In 2018 his home city, Sheffield, commissioned a piece for the Sheffield Galleries and Museums Trust (operating as Museums Sheffield), the first large work to include the new hybrid metal he co-invented, mikana; the piece was sponsored by the Contemporary Art Society.

====Studio====
Ó Dubhghaill has a studio and workshop at the Persistence Works facility operated by Yorkshire ArtSpace. The Yorkshire ArtSpace studios have an Open Day once a year, when all studios can be visited.

===Exhibitions===
Ó Dubhghaill began to actively exhibit in the mid-2000s and shows in which he participated include:
- solo exhibitions at the Galerie Marzee (2006, 2008, 2016), and at galleries in London and Edinburgh
- more than 40 group exhibitions, including Silver of the Stars which was shown at the Victoria and Albert Museum, the Hermitage Museum in St. Petersburg, the Museum of Kyoto and the World Art Museum in Beijing, and later elsewhere in Europe, and which included a tea set custom-made for Billy Connolly. Other exhibitions have taken place in cities including Amsterdam, Dublin, Edinburgh, Geneva, London, Munich, Paris, San Francisco, Sheffield, as well as Dun Laoghaire, Galway, and Kilkenny in Ireland.

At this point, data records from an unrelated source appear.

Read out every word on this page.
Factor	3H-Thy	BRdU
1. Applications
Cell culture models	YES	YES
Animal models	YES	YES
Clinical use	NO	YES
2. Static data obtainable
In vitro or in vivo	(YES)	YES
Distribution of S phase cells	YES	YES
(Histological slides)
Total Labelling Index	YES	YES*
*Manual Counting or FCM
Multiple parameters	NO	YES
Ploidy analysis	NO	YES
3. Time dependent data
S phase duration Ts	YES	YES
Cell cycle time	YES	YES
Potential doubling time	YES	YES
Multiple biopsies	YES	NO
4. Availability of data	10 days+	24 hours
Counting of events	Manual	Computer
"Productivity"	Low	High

From 2013-2014 to 2017-2018, he has also been one of the biennial Design and Craft Council of Ireland (formerly the Crafts Council) selections, as representing "the leading edge of Irish contemporary craft in a world-class context."

===Residencies===
Ó Dubhghaill was artist-in-residence at the Centre Culturel Irlandais in Paris, France, for August 2019, researching French metalwork techniques, contemporary and dinanderie and preparing a 2020 exhibition.

==Publications==
Among Ó Dubhghaill's academic papers are:

===Formal academic papers===
- Albuquerque, New Mexico, US, 2009: Bell, Eddie (ed.) Proceedings of the Santa Fe Symposium on Jewelry Manufacturing Technology 2009: (Paper) O'Dubhghaill, C. and Jones, A.H., Japanese irogane alloys and patination – a study of production and application.
- Brussels, Belgium, Koninklijke Vlaamse Academie van Belgie, 2010: Gimeno-Martinez, J. and Flore, F. (eds.), Design and craft: proceedings of the 7th International Conference on Design History and Design Studies (ICDHS), 20–22 September 2010: (Paper) O'Dubhghaill, C., Mokume Gane: a reinvention.

===Working and exhibition materials===
- Glasnevin, Dublin, Ireland, Dublin City University, 2017: Make:Shift Ireland, 6 November 2017 (event circulation only): O'Dubhghaill, C., Intersection: traditional craft process and new technology.

==Personal life==
Ó Dubhghaill lives in Sheffield, Yorkshire.